Lina knew instantly what it was: a dragon. A dragon made from a sacrificed human body, strung up with wire that had clearly come from the large spool on the floor by the central desk. A message, an omen, a harbinger of disaster cast in human flesh and blood.
‘Dragon!’ she gasped, her mind reeling in horror, flailing, grasping for something to latch onto before sanity slipped and fell away, possibly to be lost forever. It’ll eat you up! She was falling, falling into darkness that loomed beneath her like the mouth of a waiting monster. I’m going to take my son to Platini Alpha, and one day all this will seem like a bad dream, something that never really happened at all. . . And although she didn’t really believe it herself any more, that was enough — just enough — to hang onto. She stood reeling, hands to the sides of her helmet, her muscles suddenly as limp as rags, holding her up out of mere habit.
‘Oh shit,’ sighed Theo, approaching the lifter with his hand out as if to touch that hideous creation of murdered meat.
‘Don’t!’ cried Lina without thinking, as if the thing might suddenly come to life and eat Theo whole like a wolf in a children’s fairy story. She reached out one unsteady hand, meaning somehow to stop him, but it was all right — Theo stayed his hand and simply stood staring in awestruck revulsion.

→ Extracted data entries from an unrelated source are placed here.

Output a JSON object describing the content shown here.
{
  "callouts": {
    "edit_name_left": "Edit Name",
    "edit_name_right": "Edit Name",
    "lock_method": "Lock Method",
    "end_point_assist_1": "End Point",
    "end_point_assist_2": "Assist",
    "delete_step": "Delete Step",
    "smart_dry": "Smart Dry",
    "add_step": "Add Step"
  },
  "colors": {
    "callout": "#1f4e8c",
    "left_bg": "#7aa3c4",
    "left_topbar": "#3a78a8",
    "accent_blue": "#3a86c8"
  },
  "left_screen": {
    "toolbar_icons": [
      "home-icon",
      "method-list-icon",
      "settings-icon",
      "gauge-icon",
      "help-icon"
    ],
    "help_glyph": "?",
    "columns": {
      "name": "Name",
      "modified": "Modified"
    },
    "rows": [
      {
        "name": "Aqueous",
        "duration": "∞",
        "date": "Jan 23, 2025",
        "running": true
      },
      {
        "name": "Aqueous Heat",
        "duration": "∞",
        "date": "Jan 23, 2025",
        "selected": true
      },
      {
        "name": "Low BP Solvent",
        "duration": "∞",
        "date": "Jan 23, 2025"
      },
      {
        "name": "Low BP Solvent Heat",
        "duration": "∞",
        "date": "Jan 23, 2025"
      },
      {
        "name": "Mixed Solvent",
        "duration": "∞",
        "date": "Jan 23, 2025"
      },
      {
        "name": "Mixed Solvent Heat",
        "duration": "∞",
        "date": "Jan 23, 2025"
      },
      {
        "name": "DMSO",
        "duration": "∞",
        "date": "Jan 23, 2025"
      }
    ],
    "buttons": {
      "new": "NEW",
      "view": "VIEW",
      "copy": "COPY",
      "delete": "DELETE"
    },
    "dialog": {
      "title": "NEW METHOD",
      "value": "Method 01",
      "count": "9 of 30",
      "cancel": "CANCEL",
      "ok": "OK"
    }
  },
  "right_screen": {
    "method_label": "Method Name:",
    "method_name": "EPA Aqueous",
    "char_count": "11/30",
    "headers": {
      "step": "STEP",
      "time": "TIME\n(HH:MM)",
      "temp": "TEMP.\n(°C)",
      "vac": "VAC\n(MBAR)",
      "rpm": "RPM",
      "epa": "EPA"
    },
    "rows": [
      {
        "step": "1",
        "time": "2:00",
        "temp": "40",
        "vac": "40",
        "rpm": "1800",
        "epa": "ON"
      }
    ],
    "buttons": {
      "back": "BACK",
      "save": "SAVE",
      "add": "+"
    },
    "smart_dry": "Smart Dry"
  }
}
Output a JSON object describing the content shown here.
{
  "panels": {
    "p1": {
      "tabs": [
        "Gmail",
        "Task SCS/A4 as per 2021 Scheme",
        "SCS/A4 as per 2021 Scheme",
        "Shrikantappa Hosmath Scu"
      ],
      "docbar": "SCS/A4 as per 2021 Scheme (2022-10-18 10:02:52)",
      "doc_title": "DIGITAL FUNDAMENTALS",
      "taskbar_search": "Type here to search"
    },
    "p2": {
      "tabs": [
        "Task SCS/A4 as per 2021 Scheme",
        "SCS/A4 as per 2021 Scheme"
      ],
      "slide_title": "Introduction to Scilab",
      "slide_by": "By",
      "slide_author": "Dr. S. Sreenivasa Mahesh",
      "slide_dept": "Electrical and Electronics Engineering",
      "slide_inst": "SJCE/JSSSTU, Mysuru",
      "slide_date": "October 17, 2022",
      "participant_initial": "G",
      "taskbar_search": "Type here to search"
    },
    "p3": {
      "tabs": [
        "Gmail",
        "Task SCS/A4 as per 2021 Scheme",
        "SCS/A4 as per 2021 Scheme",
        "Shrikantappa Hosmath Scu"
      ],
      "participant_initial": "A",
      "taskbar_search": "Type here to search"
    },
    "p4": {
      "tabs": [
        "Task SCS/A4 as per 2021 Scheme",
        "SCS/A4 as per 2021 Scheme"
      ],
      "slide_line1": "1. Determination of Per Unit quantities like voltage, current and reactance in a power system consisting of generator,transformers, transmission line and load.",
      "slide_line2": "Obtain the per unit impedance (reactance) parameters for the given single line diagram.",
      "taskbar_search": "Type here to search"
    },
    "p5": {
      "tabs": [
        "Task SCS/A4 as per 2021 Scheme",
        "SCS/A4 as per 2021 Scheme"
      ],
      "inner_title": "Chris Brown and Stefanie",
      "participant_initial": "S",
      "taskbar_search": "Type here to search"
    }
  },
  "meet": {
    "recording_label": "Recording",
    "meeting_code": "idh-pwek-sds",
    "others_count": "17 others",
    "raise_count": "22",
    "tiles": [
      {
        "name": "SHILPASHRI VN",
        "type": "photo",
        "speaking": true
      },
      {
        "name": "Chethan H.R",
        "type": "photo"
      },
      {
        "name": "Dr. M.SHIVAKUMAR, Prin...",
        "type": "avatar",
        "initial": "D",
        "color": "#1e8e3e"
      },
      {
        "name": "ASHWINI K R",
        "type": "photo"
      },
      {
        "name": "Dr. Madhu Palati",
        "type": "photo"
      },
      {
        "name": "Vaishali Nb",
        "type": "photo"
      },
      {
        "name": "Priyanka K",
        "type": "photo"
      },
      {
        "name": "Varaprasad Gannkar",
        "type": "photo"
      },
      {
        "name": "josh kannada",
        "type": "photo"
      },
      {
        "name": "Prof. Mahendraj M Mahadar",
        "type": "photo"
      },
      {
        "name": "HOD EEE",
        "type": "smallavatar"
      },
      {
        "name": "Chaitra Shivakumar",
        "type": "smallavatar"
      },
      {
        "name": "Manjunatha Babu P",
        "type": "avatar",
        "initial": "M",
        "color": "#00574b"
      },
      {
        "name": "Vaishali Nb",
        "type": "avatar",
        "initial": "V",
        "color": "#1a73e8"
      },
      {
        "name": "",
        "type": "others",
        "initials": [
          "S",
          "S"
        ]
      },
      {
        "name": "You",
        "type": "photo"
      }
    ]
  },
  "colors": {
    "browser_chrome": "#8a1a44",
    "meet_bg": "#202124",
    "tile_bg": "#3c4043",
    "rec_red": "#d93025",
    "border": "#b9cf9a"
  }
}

Waine walked slowly past her, gliding silently as if on rails, to stand shoulder to shoulder with Halman. But Lina saw his eyes as he passed, and they looked dull and glazed in his wrinkled face.
‘That fucking bastard,’ snarled Halman, moving closer to Liu’s destroyed corpse. He turned around, his face full of horror and slowly-growing anger. ‘Poor fucking Liu,’ he said.
Lina regained control of her muscles, and she forced her feet to carry her forwards. Her throat was hitching and constricting, making her breathing heavy and hard. The thought of going out there again, into the belt, now seemed utterly unthinkable. For all her earlier determination, all her speeches to her son, she simply didn’t think she could do it now.
In her earpiece, she heard Waine begin to cry. This seemed significant to her — another bad omen.